Error when id colum is not sequential and contains id values larger than corpus length.
Hi Dirk,
Thanks a lot for your great package! It is a great help with a project I am currently working on.
I noticed that I get an error when the doc_id column is not sequential. The example below should be able to reproduce it.
require(text2sdg)
require(corpustools)
d <- data.frame(text = c('Text one first sentence.',
'Climate change is bad. Do something about extreme poverty',
'Do something about extreme poverty', 'One '),
doc_id = c(1, 3, 7, 10),
date = c('2010-01-01','2010-01-01','2012-01-01', '2012-01-01'),
source = c('A','B','B', 'C'))
tc <- create_tcorpus(d)
sdgs <- detect_sdg(tc)
Running systems
Obtaining text lengths
Building features
Running ensemble
Error: Missing data in columns: n_words.
In addition, if you only fix the ensemble.R, you will see that text 3 (ID 7) is not being identified in the result.
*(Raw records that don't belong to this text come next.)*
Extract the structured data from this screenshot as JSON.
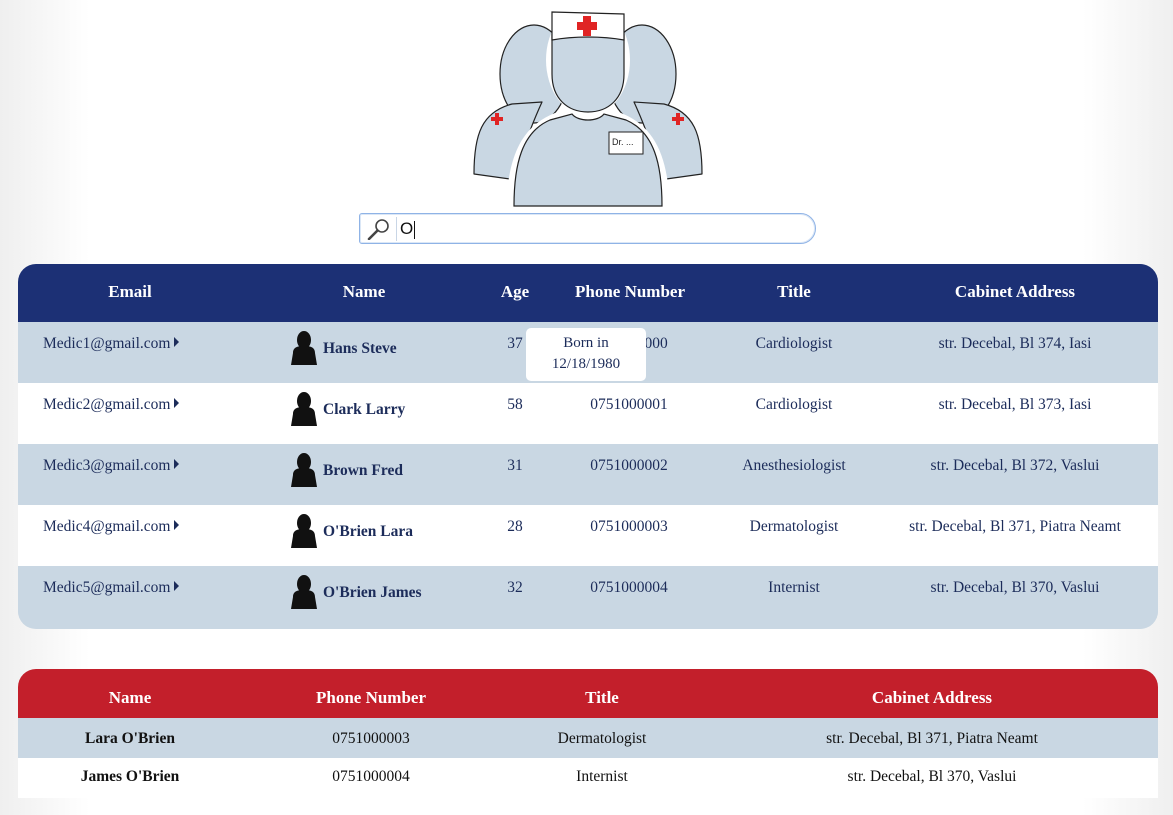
{
  "search": {
    "value": "O",
    "placeholder": ""
  },
  "doctors_table": {
    "headers": [
      "Email",
      "Name",
      "Age",
      "Phone Number",
      "Title",
      "Cabinet Address"
    ],
    "rows": [
      {
        "email": "Medic1@gmail.com",
        "name": "Hans Steve",
        "age": "37",
        "phone": "0751000000",
        "title": "Cardiologist",
        "address": "str. Decebal, Bl 374, Iasi"
      },
      {
        "email": "Medic2@gmail.com",
        "name": "Clark Larry",
        "age": "58",
        "phone": "0751000001",
        "title": "Cardiologist",
        "address": "str. Decebal, Bl 373, Iasi"
      },
      {
        "email": "Medic3@gmail.com",
        "name": "Brown Fred",
        "age": "31",
        "phone": "0751000002",
        "title": "Anesthesiologist",
        "address": "str. Decebal, Bl 372, Vaslui"
      },
      {
        "email": "Medic4@gmail.com",
        "name": "O'Brien Lara",
        "age": "28",
        "phone": "0751000003",
        "title": "Dermatologist",
        "address": "str. Decebal, Bl 371, Piatra Neamt"
      },
      {
        "email": "Medic5@gmail.com",
        "name": "O'Brien James",
        "age": "32",
        "phone": "0751000004",
        "title": "Internist",
        "address": "str. Decebal, Bl 370, Vaslui"
      }
    ]
  },
  "tooltip": {
    "line1": "Born in",
    "line2": "12/18/1980"
  },
  "results_table": {
    "headers": [
      "Name",
      "Phone Number",
      "Title",
      "Cabinet Address"
    ],
    "rows": [
      {
        "name": "Lara O'Brien",
        "phone": "0751000003",
        "title": "Dermatologist",
        "address": "str. Decebal, Bl 371, Piatra Neamt"
      },
      {
        "name": "James O'Brien",
        "phone": "0751000004",
        "title": "Internist",
        "address": "str. Decebal, Bl 370, Vaslui"
      }
    ]
  },
  "logo": {
    "badge_text": "Dr. ..."
  },
  "colors": {
    "doctors_header": "#1c3075",
    "results_header": "#c31f2b",
    "row_shade": "#c9d7e3",
    "cross": "#e02424"
  },
  "icons": [
    "doctors-logo-icon",
    "magnifier-icon",
    "person-silhouette-icon",
    "caret-right-icon"
  ]
}
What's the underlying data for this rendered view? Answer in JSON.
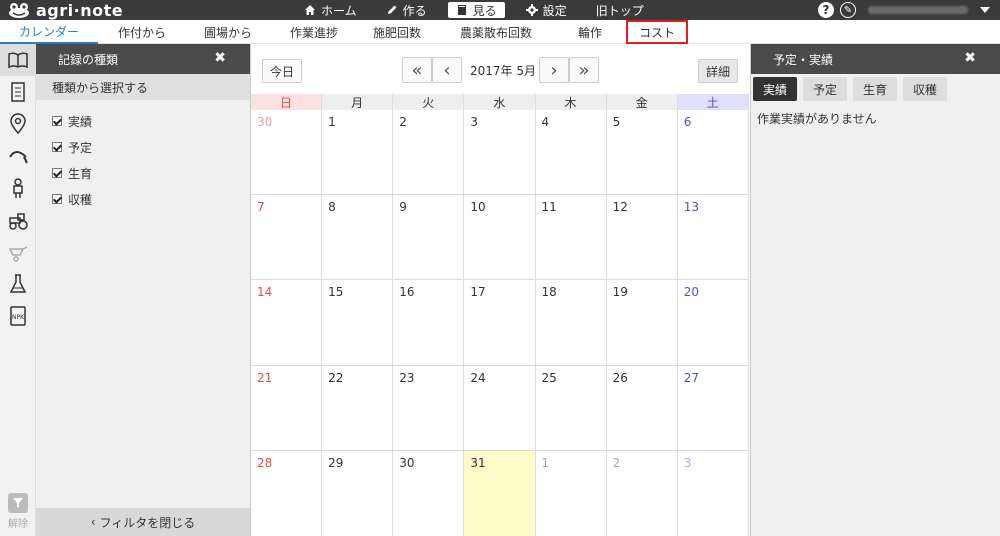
{
  "app": {
    "logo_text": "agri·note"
  },
  "topnav": {
    "items": [
      {
        "label": "ホーム",
        "icon": "home-icon"
      },
      {
        "label": "作る",
        "icon": "pencil-icon"
      },
      {
        "label": "見る",
        "icon": "book-icon",
        "active": true
      },
      {
        "label": "設定",
        "icon": "gear-icon"
      },
      {
        "label": "旧トップ",
        "icon": ""
      }
    ],
    "help": "?",
    "pen": "✎"
  },
  "tabs": [
    {
      "label": "カレンダー",
      "active": true
    },
    {
      "label": "作付から"
    },
    {
      "label": "圃場から"
    },
    {
      "label": "作業進捗"
    },
    {
      "label": "施肥回数"
    },
    {
      "label": "農薬散布回数"
    },
    {
      "label": "輪作"
    },
    {
      "label": "コスト",
      "highlight": true
    }
  ],
  "rail": {
    "icons": [
      "book-open-icon",
      "document-icon",
      "map-pin-icon",
      "sickle-icon",
      "worker-icon",
      "tractor-icon",
      "wheelbarrow-icon",
      "flask-icon",
      "npk-fertilizer-icon"
    ],
    "bottom_label": "解除"
  },
  "filter": {
    "title": "記録の種類",
    "close": "✖",
    "subtitle": "種類から選択する",
    "items": [
      "実績",
      "予定",
      "生育",
      "収穫"
    ],
    "footer": "フィルタを閉じる"
  },
  "calendar": {
    "today_button": "今日",
    "month_label": "2017年 5月",
    "detail_button": "詳細",
    "weekdays": [
      "日",
      "月",
      "火",
      "水",
      "木",
      "金",
      "土"
    ],
    "weeks": [
      [
        "30",
        "1",
        "2",
        "3",
        "4",
        "5",
        "6"
      ],
      [
        "7",
        "8",
        "9",
        "10",
        "11",
        "12",
        "13"
      ],
      [
        "14",
        "15",
        "16",
        "17",
        "18",
        "19",
        "20"
      ],
      [
        "21",
        "22",
        "23",
        "24",
        "25",
        "26",
        "27"
      ],
      [
        "28",
        "29",
        "30",
        "31",
        "1",
        "2",
        "3"
      ]
    ]
  },
  "right_panel": {
    "title": "予定・実績",
    "close": "✖",
    "tabs": [
      "実績",
      "予定",
      "生育",
      "収穫"
    ],
    "empty_message": "作業実績がありません"
  }
}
I looked at the code and identified that this is because of how the ID columns are created internally in the ensemble.R and systems.R files.
The fix is really minor, so I have implemented it and will create a pull request.
Hi @grlju,
Thanks a lot for bringing this to our attention and proposing a solution! I will merge your pull request into a new branch, test it, and then merge it into main.
Happy to hear that you find the package useful!
Best, Dominik